Moskow (ANTARA) - Sedikitnya 10 warga Gaza dilaporkan meninggal dunia akibat kelaparan dalam 24 jam terakhir, menambah daftar panjang korban menjadi 111 jiwa—mayoritas adalah anak-anak. Demikian disampaikan Kementerian Kesehatan Gaza, Rabu (23/7).
“Dalam 24 jam terakhir, telah tercatat 10 kematian akibat kelaparan dan malnutrisi di rumah sakit-rumah sakit Gaza,” ujar pihak kementerian melalui Telegram.
Lonjakan ini menandai situasi kemanusiaan yang makin memburuk di bawah blokade total Israel, yang telah memutus pasokan air, makanan, listrik, bahan bakar, dan obat-obatan sejak Oktober 2023.
Baca juga: Tragedi Bantuan di Gaza, Uni Eropa Kecam Tindakan Mematikan Israel
Kementerian sebelumnya telah memperingatkan potensi kenaikan signifikan angka kematian di tengah kelangkaan bantuan medis dan gizi, terutama di kalangan anak-anak dan lansia.
Sejak dimulainya agresi Israel pada Oktober 2023, lebih dari 59.000 warga Palestina tewas dan lebih dari 142.000 lainnya terluka, menurut data Kemenkes Gaza.

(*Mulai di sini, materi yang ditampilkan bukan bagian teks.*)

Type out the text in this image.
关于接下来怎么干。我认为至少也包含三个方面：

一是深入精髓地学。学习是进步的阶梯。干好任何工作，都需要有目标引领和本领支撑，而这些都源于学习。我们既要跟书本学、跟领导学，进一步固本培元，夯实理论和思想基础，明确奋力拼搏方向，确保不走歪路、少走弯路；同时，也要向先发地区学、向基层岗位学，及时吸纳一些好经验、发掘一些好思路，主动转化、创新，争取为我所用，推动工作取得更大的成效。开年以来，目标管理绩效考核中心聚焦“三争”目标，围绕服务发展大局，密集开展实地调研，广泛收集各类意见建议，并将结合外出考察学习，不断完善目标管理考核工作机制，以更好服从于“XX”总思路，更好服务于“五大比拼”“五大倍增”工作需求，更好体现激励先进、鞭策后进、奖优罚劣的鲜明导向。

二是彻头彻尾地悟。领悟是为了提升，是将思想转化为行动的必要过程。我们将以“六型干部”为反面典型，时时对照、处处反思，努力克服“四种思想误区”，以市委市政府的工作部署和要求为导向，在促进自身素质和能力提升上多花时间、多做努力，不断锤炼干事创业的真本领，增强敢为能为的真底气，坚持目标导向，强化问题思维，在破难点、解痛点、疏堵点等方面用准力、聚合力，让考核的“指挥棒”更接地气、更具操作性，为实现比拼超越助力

Organisasi Kesehatan Dunia (WHO) menyebut kapasitas rumah sakit Gaza sangat terbatas—dengan hanya sekitar 2.000 tempat tidur tersedia untuk dua juta penduduk, dan hanya separuh fasilitas medis yang masih berfungsi.
Baca juga: Krisis Memburuk: Jalur Bantuan untuk Warga Gaza di Ambang Kehancuran
Situasi ini dipicu oleh serangan besar-besaran Israel menyusul aksi Hamas pada 7 Oktober lalu, yang menewaskan sekitar 1.200 warga Israel dan mengakibatkan lebih dari 200 orang disandera. Sebagai respons, Israel melancarkan serangan darat serta memberlakukan blokade penuh terhadap wilayah Gaza.
Sementara itu, upaya diplomatik untuk menghentikan kekerasan terus dilakukan. Menlu Mesir, Badr Abdelatty, menyatakan bahwa Kairo bersama para mediator tengah mendorong kesepakatan gencatan senjata selama 60 hari dan pembebasan sandera. Perundingan tidak langsung antara Israel dan Hamas pun dilanjutkan di Doha sejak 6 Juli lalu.